Wednesday, February 4, 2015

A Reel Review: The Oscar Nominated Live-Action Short Films

Each year, select theatres are given the opportunity to run the Oscar nominated live-action and animated short films. It’s not only a chance to gain an edge in an Oscar pool, but to also experience filmmaking in its purest form. After all, short films don’t have to bother with complicated budgets or meddling studios…allowing budding filmmakers to focus on story and presentation. Here is a review for all five of this year’s Live-action Nominees.

AYA – Two strangers, a man and a woman, meet at an airport…and he mistakes her to be his driver. And she, enchanted by the man, plays along.

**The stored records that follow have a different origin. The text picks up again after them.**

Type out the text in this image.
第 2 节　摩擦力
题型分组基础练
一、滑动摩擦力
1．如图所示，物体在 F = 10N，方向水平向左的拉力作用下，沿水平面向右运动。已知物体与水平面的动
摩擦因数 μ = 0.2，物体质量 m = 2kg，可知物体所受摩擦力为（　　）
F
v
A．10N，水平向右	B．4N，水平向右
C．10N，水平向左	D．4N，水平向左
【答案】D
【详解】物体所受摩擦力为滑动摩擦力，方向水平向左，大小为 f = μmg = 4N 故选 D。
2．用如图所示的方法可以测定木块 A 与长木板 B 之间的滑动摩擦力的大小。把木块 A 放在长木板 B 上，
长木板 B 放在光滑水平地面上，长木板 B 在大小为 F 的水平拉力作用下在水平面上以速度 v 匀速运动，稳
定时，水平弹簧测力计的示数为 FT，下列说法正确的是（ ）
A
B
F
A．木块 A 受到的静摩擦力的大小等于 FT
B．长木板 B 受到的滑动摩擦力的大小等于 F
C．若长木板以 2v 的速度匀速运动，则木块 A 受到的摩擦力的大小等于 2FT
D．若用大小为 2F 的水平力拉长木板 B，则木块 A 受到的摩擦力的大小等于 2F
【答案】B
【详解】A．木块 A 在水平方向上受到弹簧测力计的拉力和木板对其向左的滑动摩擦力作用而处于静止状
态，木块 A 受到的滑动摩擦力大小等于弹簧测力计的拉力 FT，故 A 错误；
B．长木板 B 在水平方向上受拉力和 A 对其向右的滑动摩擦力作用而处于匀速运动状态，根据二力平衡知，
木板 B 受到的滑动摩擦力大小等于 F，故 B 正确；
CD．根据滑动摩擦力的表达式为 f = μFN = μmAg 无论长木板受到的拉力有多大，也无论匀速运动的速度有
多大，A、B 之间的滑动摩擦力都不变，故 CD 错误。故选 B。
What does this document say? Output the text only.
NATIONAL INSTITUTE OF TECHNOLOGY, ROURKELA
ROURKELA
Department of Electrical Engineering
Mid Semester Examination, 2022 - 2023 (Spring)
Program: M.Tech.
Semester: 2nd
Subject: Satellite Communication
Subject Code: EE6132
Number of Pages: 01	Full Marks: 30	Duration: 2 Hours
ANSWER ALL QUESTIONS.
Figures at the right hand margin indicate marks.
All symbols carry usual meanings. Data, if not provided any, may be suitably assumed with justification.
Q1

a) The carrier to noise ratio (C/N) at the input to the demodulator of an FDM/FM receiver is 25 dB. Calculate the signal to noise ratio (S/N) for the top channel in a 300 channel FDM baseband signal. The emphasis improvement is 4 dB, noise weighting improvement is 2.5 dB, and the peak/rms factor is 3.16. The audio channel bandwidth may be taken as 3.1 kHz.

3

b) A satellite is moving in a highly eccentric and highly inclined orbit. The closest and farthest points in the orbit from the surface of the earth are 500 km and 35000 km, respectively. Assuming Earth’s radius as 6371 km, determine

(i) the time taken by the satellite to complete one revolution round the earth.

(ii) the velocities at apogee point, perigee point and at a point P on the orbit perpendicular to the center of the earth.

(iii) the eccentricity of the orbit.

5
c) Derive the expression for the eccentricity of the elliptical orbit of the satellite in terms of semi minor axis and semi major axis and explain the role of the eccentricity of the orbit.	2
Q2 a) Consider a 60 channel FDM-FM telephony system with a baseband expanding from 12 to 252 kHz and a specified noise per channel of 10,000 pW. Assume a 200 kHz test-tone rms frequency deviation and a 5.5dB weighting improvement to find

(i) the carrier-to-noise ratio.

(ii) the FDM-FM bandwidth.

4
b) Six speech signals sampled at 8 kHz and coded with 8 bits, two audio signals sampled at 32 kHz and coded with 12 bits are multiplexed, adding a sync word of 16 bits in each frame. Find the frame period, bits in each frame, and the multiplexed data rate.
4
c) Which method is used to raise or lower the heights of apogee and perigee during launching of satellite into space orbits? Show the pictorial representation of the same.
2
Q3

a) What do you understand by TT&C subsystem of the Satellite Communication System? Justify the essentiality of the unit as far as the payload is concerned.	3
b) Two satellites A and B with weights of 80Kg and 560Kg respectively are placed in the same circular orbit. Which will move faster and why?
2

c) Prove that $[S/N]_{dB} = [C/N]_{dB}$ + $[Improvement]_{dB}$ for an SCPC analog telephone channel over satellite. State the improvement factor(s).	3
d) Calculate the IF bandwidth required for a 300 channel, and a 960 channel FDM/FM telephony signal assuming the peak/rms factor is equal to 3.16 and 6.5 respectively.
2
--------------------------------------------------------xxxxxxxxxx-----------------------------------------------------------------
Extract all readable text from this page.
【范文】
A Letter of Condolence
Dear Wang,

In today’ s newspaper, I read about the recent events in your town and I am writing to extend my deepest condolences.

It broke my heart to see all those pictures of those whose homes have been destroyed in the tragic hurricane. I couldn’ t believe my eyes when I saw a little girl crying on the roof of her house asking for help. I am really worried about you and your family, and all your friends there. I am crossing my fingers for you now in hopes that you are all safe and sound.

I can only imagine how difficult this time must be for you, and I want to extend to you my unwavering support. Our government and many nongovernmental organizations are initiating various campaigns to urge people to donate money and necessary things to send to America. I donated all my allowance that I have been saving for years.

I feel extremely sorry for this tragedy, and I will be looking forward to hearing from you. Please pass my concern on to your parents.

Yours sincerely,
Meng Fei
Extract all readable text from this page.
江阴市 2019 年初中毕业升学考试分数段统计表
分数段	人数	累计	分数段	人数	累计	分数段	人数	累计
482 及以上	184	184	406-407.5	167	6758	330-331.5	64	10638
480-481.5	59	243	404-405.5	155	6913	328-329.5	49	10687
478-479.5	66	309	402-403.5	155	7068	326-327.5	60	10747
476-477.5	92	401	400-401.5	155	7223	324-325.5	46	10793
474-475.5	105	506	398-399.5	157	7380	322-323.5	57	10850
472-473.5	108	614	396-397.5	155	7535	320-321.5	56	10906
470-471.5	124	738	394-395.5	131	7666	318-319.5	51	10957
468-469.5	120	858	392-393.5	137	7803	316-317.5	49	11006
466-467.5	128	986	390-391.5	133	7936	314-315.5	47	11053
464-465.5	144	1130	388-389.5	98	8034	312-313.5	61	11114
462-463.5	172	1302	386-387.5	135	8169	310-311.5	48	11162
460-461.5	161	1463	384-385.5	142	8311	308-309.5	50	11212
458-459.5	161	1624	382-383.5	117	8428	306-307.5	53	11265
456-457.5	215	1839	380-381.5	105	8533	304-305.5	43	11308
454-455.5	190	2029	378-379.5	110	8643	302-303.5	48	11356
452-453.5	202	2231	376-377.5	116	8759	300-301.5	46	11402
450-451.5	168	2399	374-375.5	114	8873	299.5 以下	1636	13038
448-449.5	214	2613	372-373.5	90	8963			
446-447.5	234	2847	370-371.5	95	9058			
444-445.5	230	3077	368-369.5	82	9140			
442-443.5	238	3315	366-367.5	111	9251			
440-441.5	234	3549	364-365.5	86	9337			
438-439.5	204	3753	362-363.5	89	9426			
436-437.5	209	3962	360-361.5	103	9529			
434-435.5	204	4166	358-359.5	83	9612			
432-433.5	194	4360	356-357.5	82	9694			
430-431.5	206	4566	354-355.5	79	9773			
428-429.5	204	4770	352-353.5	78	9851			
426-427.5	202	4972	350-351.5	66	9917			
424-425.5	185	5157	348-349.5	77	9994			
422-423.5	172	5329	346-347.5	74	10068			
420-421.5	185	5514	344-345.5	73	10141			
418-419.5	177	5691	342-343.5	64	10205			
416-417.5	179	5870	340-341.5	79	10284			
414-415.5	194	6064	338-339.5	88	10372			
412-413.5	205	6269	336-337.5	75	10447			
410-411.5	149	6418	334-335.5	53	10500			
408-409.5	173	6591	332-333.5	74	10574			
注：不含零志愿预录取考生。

A bit of an oddball as why the young woman plays along as a driver isn’t quite clear; is she lonely, bored, psychotic? It almost doesn’t matter…as once you get past that the film becomes about taking a chance on getting to know a stranger. The two play a game of chess in getting to know each other during the trip (90% of the film takes place in the car), and their destination brings the characters right where they need to be.

BOOGALOO AND GRAHAM – Two young brothers have the time of their lives when their kind-hearted father brings them home two baby chickens.

The funniest out of all the nominees, this is less about the chickens and more about the two inseparable brothers, and focuses a lot on family and how changes in daily routine can disrupt a quiet household. It’s a sweet film as the brothers care for their new chickens with love and face possible heartbreak when the chickens get too big to take care of. Out of all the nominees this probably has the most potential to be turned into a feature-length, as it would be very interesting to see the brothers grow up with their un-traditional pets.

BUTTER LAMP – A young photographer and his assistant photograph Tibetan nomads in front of various backgrounds.

BUTTER LAMP runs along as a comedy, as the photographer and his assistant swap out background after background for their portraits of peasant villagers…many of whom have never had their pictures taken before and have to be herded like cats. The point to the fun little romp isn’t made until the very end when the photographers pack up for the day and reveal why they had to use an artificial background out in the countryside. What they had been hiding had been hinted at during the sessions, and it’s only when the credits roll that you realize the film had several layers working at once. Brilliant little film.

PARVANEH – A young and conservative Afghan immigrant travels to Zurich to send money home and befriends a punk-rock girl.

Basically a fish-out-of-water story in which a conservative girl is exposed to a new culture, including dance clubs, dancing, booze, and boys. There’s not much of a plot at work here as the main character is just killing time with a new friend before the Western Union shop opens, but where it excels is with the two girls who are from two entirely different worlds finding common ground. No new territory blazed here but still a nice story.

THE PHONE CALL – A shy girl who works at a crisis-hotline center receives a phone call from a bereaved man who has just swallowed a bunch of pills.

The only film with a recognizable cast (Sally Hawkins and Jim Broadbent), is all about the helper and the helpless connecting with each other without seeing each other’s faces. The goal is to save the man’s life, but the film digs deep into both characters and how they got to the places they currently sit in. It’s the deepest film of the lot even if the story is thin, but the superb acting and character exploration makes it a hit. Sally Hawkins is great, as is Jim Broadbent…whose face is never seen in the film.